The proposed measure follows investigations launched by the USTR in March under Section 301 of the Trade Act of 1974 covering 60 economies over concerns related to forced labour and excess industrial capacity.
The investigations have become increasingly important for the Trump administration after the US supreme court ruled in February against president Donald Trump’s sweeping reciprocal tariffs imposed under the International Emergency Economic Powers Act.

That ruling forced the administration to rely more heavily on Section 301 investigations as an alternative mechanism for imposing tariffs.
Countries including China, Bangladesh, Brazil, Japan, South Korea, Saudi Arabia, Singapore, the United Arab Emirates, the United Kingdom and Vietnam also face the proposed 12.5 per cent tariff.
A separate 10 per cent tariff has been proposed for six economies – Canada, Ecuador, the European Union, Indonesia, Mexico and Pakistan – which already have forced-labour import prohibitions in place but are accused by Washington of failing to enforce them effectively.
The USTR report also identified India as an intermediary in cotton supply chains linked to Chinese forced-labor inputs.
The tariff proposal arrived while Indian and American negotiators were trying to finalise the first tranche of the bilateral trade agreement framework announced earlier this year.
On February 7, India and the US released a joint statement outlining the contours of the first phase of the proposed agreement.
According to the framework, the US agreed to reduce tariffs on India to 18 per cent from 50 per cent. It removed the 25 per cent tariffs on Indian goods for buying Russian oil and was to cut the remaining 25 per cent to 18 per cent under the pact.

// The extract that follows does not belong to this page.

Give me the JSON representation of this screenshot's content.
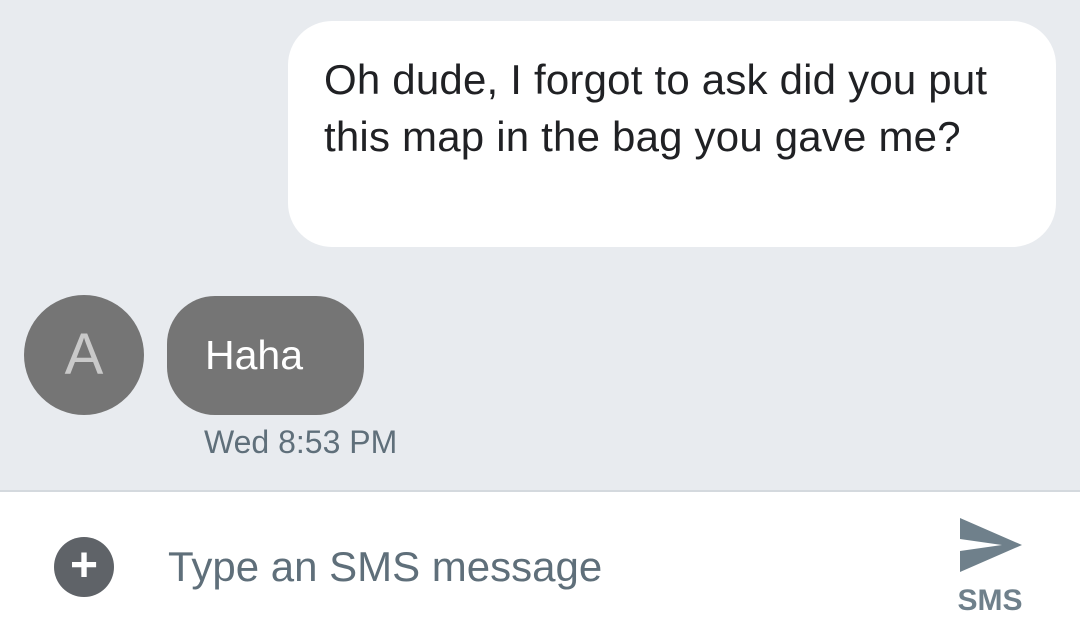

But the trade negotiations became more complicated after the US Supreme Court ruled against Trump’s reciprocal tariff framework on February 20.
Following that ruling, the US administration announced the imposition of 10 per cent tariffs on all countries for 150 days starting February 24.
US envoy to India Sergio Gor said on Wednesday that negotiators were trying to resolve the final sticking points in the trade agreement.
“Once that trade deal is finalised... the interim trade deal was there in place. It is that one per cent that we are trying to get across the finish line. So the leaders can have a signing and put that in stone and in law,” Gor said at Citi’s 2026 India Conference in Mumbai.
“And so we are very hopeful that that will get accomplished over the next weeks, several weeks, but it’s not going to be years. We are very close to getting that done,” he added.
Gor also attempted to downplay concerns that India was being singled out.
“These were tariffs that were applied to everybody, from the European Union to Canada to Mexico, to almost every other country in Asia, including Japan, South Korea,” he said.
The United States was India’s second-largest trading partner in 2025-26.
India’s exports to the US rose marginally by 0.92 per cent to $87.3 billion during the last fiscal year, while imports from the US increased 15.95 per cent to $52.9bn.
India’s trade surplus with the US declined to $34.4bn in 2025-26 from $40.89bn in 2024-25.
The report also warned that India could face additional Section 301 tariff actions in future areas such as excess industrial capacity.
The latest developments reflect the increasingly transactional nature of the India-US economic relationship under Trump’s second term, with trade negotiations now increasingly linked to supply chains, labour standards and strategic competition with China.
Despite the new dispute, both countries continue to publicly signal that they want the trade agreement completed quickly, even as discussions on tariff relief, market access, agriculture and industrial goods remain unresolved.